Since I returned to Cleveland to work in late 2014, I have lived at home with my family. I continue to have a great relationship with my Mom, an improving relationship with my sister, and a complicated or disengaged relationship with my Dad. We usually have peace because we do not really engage. I am living my life and he is living his. I used to think issues with parents was just a white people thing. But, I long to engage with my Dad and learn more about his life and his story, But I do not know how to do so anymore. I took an Ancestry and 23 & Me test to learn about myself, but also to spark his passion for history and family lineage to no avail. We also have fewer but more explosive arguments as we have practiced many times before on each other’s sore points. But, this year, things have hit a nexus point where there’s an opportunity for things to get better on continue on its current path.

I began noticing my Dad had significant health issues around the time I was in late elementary and middle school. He was hospitalized with issues related to his gout that stemmed from what would later become congestive heart failure related issues. Since that time, my Dad has had several major health issues. For the most part, his health issues required a short hospital stays, constant monitoring and blood tests, and a new regimen of medications. However, things have fallen off the rails regarding my Dad’s health. He has lost a significant amount of weight and have been hospitalized too many times to count recently. I know this period has been scary and defeating for him as he is physically not his old self. My family and I have been thrust into a caretaker role. But, I have realized this is a scary time for me as well as several times in the later part of the year, I have felt defeated not knowing how to help or engage my Dad while also fearing what life would be like if he died and what regrets I would have and whether I would be prepared to lead the family. It is unfortunate how health issues to this magnitude has had to be the impetus for me to have a desire to want to shift the narrative of our father-son relationship, but it has.

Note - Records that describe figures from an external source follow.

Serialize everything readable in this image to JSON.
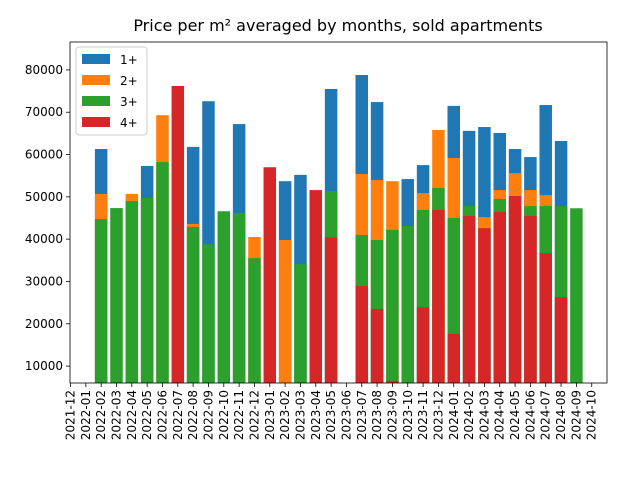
{
  "chart_data": {
    "type": "bar",
    "title": "Price per m² averaged by months, sold apartments",
    "categories": [
      "2021-12",
      "2022-01",
      "2022-02",
      "2022-03",
      "2022-04",
      "2022-05",
      "2022-06",
      "2022-07",
      "2022-08",
      "2022-09",
      "2022-10",
      "2022-11",
      "2022-12",
      "2023-01",
      "2023-02",
      "2023-03",
      "2023-04",
      "2023-05",
      "2023-06",
      "2023-07",
      "2023-08",
      "2023-09",
      "2023-10",
      "2023-11",
      "2023-12",
      "2024-01",
      "2024-02",
      "2024-03",
      "2024-04",
      "2024-05",
      "2024-06",
      "2024-07",
      "2024-08",
      "2024-09",
      "2024-10"
    ],
    "series": [
      {
        "name": "1+",
        "color": "#1f77b4",
        "values": [
          null,
          null,
          61300,
          null,
          null,
          57300,
          null,
          null,
          61800,
          72600,
          null,
          67200,
          null,
          null,
          53700,
          55200,
          null,
          75500,
          null,
          78800,
          72400,
          null,
          54200,
          57500,
          null,
          71500,
          65600,
          66500,
          65100,
          61300,
          59400,
          71700,
          63200,
          null,
          null
        ]
      },
      {
        "name": "2+",
        "color": "#ff7f0e",
        "values": [
          null,
          null,
          50700,
          null,
          50700,
          null,
          69300,
          null,
          43600,
          null,
          null,
          null,
          40500,
          null,
          39800,
          null,
          null,
          null,
          null,
          55400,
          54000,
          53700,
          null,
          50900,
          65800,
          59200,
          null,
          45200,
          51600,
          55600,
          51600,
          50400,
          null,
          null,
          null
        ]
      },
      {
        "name": "3+",
        "color": "#2ca02c",
        "values": [
          null,
          null,
          44750,
          47350,
          49000,
          49700,
          58200,
          null,
          42900,
          38800,
          46600,
          46200,
          35500,
          null,
          null,
          34100,
          null,
          51400,
          null,
          41000,
          39800,
          42200,
          43100,
          46900,
          52100,
          45000,
          47800,
          null,
          49500,
          null,
          47800,
          47800,
          47800,
          47300,
          null
        ]
      },
      {
        "name": "4+",
        "color": "#d62728",
        "values": [
          null,
          null,
          null,
          null,
          null,
          null,
          null,
          76200,
          null,
          null,
          null,
          null,
          null,
          57000,
          null,
          null,
          51600,
          40400,
          null,
          28900,
          23500,
          6500,
          null,
          23900,
          46900,
          17600,
          45500,
          42600,
          46400,
          50200,
          45500,
          36700,
          26300,
          null,
          null
        ]
      }
    ],
    "ylim": [
      6000,
      86600
    ],
    "yticks": [
      10000,
      20000,
      30000,
      40000,
      50000,
      60000,
      70000,
      80000
    ],
    "legend": "upper left"
  }
}
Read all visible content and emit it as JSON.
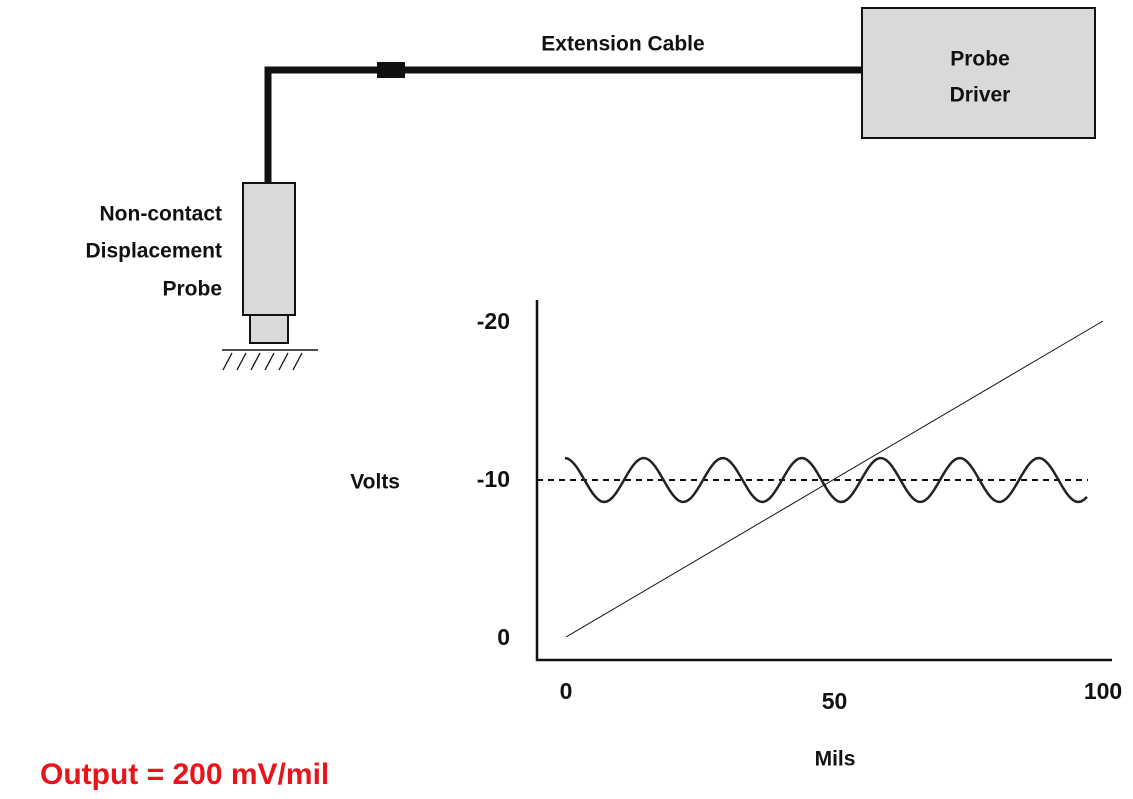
{
  "cable_label": "Extension Cable",
  "driver_label": [
    "Probe",
    "Driver"
  ],
  "probe_label": [
    "Non-contact",
    "Displacement",
    "Probe"
  ],
  "graph": {
    "type": "line",
    "y_label": "Volts",
    "x_label": "Mils",
    "xlim": [
      0,
      100
    ],
    "ylim": [
      0,
      -20
    ],
    "xticks": [
      0,
      50,
      100
    ],
    "yticks": [
      -20,
      -10,
      0
    ],
    "x": [
      0,
      100
    ],
    "values": [
      0,
      -20
    ]
  },
  "output_note": "Output = 200 mV/mil"
}
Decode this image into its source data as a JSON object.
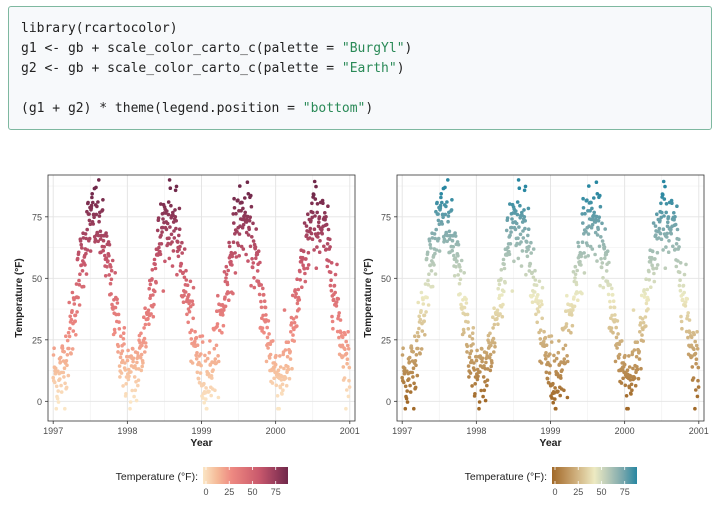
{
  "code": {
    "lines": [
      {
        "pre": "library(rcartocolor)",
        "str": "",
        "post": ""
      },
      {
        "pre": "g1 <- gb + scale_color_carto_c(palette = ",
        "str": "\"BurgYl\"",
        "post": ")"
      },
      {
        "pre": "g2 <- gb + scale_color_carto_c(palette = ",
        "str": "\"Earth\"",
        "post": ")"
      },
      {
        "pre": "",
        "str": "",
        "post": ""
      },
      {
        "pre": "(g1 + g2) * theme(legend.position = ",
        "str": "\"bottom\"",
        "post": ")"
      }
    ]
  },
  "plots": [
    {
      "palette": "BurgYl",
      "colors": [
        "#fbe6c5",
        "#f5ba98",
        "#ee8a82",
        "#dc7176",
        "#c8586c",
        "#9c3f5d",
        "#70284a"
      ],
      "legend_title": "Temperature (°F):",
      "legend_ticks": [
        "0",
        "25",
        "50",
        "75"
      ]
    },
    {
      "palette": "Earth",
      "colors": [
        "#a16928",
        "#bd925a",
        "#d6bd8d",
        "#edeac2",
        "#b5c8b8",
        "#79a7ac",
        "#2887a1"
      ],
      "legend_title": "Temperature (°F):",
      "legend_ticks": [
        "0",
        "25",
        "50",
        "75"
      ]
    }
  ],
  "chart_data": [
    {
      "type": "scatter",
      "title": "",
      "xlabel": "Year",
      "ylabel": "Temperature (°F)",
      "x_ticks": [
        "1997",
        "1998",
        "1999",
        "2000",
        "2001"
      ],
      "y_ticks": [
        "0",
        "25",
        "50",
        "75"
      ],
      "xlim": [
        1996.93,
        2001.07
      ],
      "ylim": [
        -8,
        92
      ],
      "grid": true,
      "legend_position": "bottom",
      "color_scale": "BurgYl",
      "seasonal_peaks": [
        {
          "x": 1997.55,
          "y": 85
        },
        {
          "x": 1998.55,
          "y": 85
        },
        {
          "x": 1999.55,
          "y": 90
        },
        {
          "x": 2000.55,
          "y": 82
        }
      ],
      "seasonal_lows": [
        {
          "x": 1997.02,
          "y": -2
        },
        {
          "x": 1998.02,
          "y": 10
        },
        {
          "x": 1999.02,
          "y": -3
        },
        {
          "x": 2000.02,
          "y": 12
        },
        {
          "x": 2000.98,
          "y": 0
        }
      ]
    },
    {
      "type": "scatter",
      "title": "",
      "xlabel": "Year",
      "ylabel": "Temperature (°F)",
      "x_ticks": [
        "1997",
        "1998",
        "1999",
        "2000",
        "2001"
      ],
      "y_ticks": [
        "0",
        "25",
        "50",
        "75"
      ],
      "xlim": [
        1996.93,
        2001.07
      ],
      "ylim": [
        -8,
        92
      ],
      "grid": true,
      "legend_position": "bottom",
      "color_scale": "Earth",
      "seasonal_peaks": [
        {
          "x": 1997.55,
          "y": 85
        },
        {
          "x": 1998.55,
          "y": 85
        },
        {
          "x": 1999.55,
          "y": 90
        },
        {
          "x": 2000.55,
          "y": 82
        }
      ],
      "seasonal_lows": [
        {
          "x": 1997.02,
          "y": -2
        },
        {
          "x": 1998.02,
          "y": 10
        },
        {
          "x": 1999.02,
          "y": -3
        },
        {
          "x": 2000.02,
          "y": 12
        },
        {
          "x": 2000.98,
          "y": 0
        }
      ]
    }
  ]
}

In 2019, I want to find ways to allow my Dad into my life in a more constructive manner. I have often had a hard time talking to my Dad because to this day I still feel intimidated by him or feel he lectures and tries to teach me things rather than listening and engaging in conversation. But, I want to learn for him — I want to learn about his life, his stories, his relationship with his father, lessons in the Army, and more. More importantly, I want him to listen and learn about me. Admittedly, I have no clue as to the first steps as how to make this happen, but I’d like to try especially as his health remains unknown and I do not want him to leave with me having unanswered questions like I did with my late grandmother. It took both of us to get to this point and it will take both of us to get out of this point.

As I get older, I can start to accept things in life that I once had a hard time accepting either due to hurt or anger. I can accept that I look a lot like my Dad. I can also accept that, though many of my values and principles are rooted in my late grandmother and my mother, my personality is a lot like my Dad — honest, direct, funny, stubborn, smart, reserved, and loud. As a matter of fact, that may be why we clash because we are so much alike but are completely different people. So much of what I have done in life is driven by my mother and family, but I have always sought affirmation from my father. Regardless of our dynamic, I have always been proud to have my Dad because he’s been a great example of how to live your life. It is not a perfect life, but he’s always done his best and put family first. And, that is why I hope to live a life that is built on the example he’s set and continues to embody. I want him to say that I’m on the right path, accomplishing things of which he can be proud. I love my Dad and our relationship is complicated; but, the thing about love and family is that they are not perfect (sometimes unstable), but their complications are what makes it all worth it in the end.

DISCLAIMER: My Dad is in good health now, but we are still waiting for some clarity as to the specifics of his ailments. Now, we are just ready for him to get out the house more frequently or take a shower LOL.